O incidência de AVC aumenta exponencialmente a partir de 30 anos de idade, e etiologia varia de acordo com a idade. A idade avançada é um dos factores de risco mais significativos acidente vascular cerebral. 95% dos derrames ocorrem em pessoas de 45 anos ou mais, e dois terços dos derrames ocorrem em pessoas com mais de 65 anos o risco de uma pessoa morrer se ele ou ela tem um acidente vascular cerebral também aumenta com a idade. No entanto, acidente vascular cerebral pode ocorrer em qualquer idade, inclusive em fetos.

Os membros da família podem ter uma tendência genética para o acidente vascular cerebral ou compartilhar um estilo de vida que contribui para o acidente vascular cerebral. Níveis mais altos de Von Willebrand fator são mais comuns entre as pessoas que tiveram acidente vascular cerebral isquêmico, pela primeira vez. Os resultados deste estudo concluiu que o único factor genético significativa foi a pessoa de tipo de sangue . Tendo tido um acidente vascular cerebral no passado aumenta muito o risco de um dos cursos futuros.

Os homens são 1,25 vezes mais propensos a sofrer acidentes vasculares cerebrais do que as mulheres, mas 60% das mortes por acidente vascular cerebral ocorrem em mulheres. Desde que as mulheres vivem mais, são mais velhos, em média, quando eles têm os seus cursos e, portanto, mais frequentemente mortos (NIMH 2002). Alguns fatores de risco para acidente vascular cerebral aplicam-se apenas às mulheres.

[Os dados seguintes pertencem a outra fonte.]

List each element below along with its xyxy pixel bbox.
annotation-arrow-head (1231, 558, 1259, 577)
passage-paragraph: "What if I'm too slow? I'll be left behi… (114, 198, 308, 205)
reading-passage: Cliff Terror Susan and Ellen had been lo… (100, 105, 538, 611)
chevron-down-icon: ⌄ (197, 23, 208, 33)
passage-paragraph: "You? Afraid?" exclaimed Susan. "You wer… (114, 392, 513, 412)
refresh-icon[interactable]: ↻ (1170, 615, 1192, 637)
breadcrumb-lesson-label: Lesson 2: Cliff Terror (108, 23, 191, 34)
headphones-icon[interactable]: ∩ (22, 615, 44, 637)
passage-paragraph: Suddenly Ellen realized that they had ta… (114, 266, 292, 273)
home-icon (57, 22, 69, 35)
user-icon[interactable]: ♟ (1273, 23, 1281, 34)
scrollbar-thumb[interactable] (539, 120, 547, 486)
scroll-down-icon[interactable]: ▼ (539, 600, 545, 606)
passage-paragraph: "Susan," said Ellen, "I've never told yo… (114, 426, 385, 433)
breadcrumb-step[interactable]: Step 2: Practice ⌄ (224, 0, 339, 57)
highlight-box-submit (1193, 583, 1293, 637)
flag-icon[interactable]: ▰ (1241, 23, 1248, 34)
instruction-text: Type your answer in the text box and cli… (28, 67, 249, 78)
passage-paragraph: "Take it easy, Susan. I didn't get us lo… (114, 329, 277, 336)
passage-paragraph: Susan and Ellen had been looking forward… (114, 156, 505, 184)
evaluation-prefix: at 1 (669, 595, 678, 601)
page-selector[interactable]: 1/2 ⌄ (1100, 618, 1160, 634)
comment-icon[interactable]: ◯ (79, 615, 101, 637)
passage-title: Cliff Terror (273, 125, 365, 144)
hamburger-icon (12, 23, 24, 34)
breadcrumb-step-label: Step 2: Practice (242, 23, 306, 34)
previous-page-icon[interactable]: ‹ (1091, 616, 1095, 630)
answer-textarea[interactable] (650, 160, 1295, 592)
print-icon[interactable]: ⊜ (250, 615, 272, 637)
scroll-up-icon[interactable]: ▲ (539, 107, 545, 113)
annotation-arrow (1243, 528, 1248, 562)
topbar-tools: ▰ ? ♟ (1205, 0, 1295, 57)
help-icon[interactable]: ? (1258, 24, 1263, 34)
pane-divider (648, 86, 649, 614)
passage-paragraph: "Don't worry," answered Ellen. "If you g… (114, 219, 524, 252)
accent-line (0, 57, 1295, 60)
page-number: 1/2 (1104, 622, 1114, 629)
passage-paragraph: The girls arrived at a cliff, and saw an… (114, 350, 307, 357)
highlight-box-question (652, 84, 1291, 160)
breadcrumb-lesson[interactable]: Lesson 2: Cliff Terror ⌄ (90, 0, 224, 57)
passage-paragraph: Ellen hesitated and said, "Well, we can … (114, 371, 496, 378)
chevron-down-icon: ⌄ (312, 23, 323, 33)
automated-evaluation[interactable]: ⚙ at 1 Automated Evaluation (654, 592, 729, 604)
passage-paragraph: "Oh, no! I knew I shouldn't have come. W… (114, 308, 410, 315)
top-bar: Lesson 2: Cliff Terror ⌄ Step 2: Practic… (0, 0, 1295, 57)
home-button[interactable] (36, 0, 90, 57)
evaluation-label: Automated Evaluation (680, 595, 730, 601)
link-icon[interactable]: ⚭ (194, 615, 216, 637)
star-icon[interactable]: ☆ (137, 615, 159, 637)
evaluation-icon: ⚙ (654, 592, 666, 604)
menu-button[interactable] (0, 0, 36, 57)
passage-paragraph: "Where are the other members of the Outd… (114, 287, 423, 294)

Primária entre estes estão a gravidez, parto, menopausa e seu tratamento ( HRT).

História

Hipócrates descreveu pela primeira vez a paralisia repentina que é freqüentemente associada com acidente vascular cerebral.

Hipócrates(460 a370 aC) foi o primeiro a descrever o fenômeno de paralisia súbita.Apoplexy, dogregopalavra que significa "derrubado com violência", apareceu pela primeira vez nos escritos de Hipócrates para descrever este fenômeno.

A palavraacidente vascular cerebralfoi usada como sinônimo de apreensão apoplético tão cedo quanto 1599, e é uma tradução bastante literal do termo grego.

Em 1658, em sua apoplexia , Johann Jacob Wepfer (1620-1695) identificou a causa do acidente vascular cerebral hemorrágico, quando ele sugeriu que as pessoas que tinham morrido de apoplexia tinha sangramento em seus cérebros. Wepfer também identificou as principais artérias que irrigam o cérebro, as artérias vertebrais e carótidas, e identificou a causa do acidente vascular cerebral isquêmico, quando ele sugeriu que apoplexia pode ser causado por um bloqueio às embarcações.

Rudolf Virchow descreveu pela primeira vez o mecanismo detromboembolismo como um fator importante.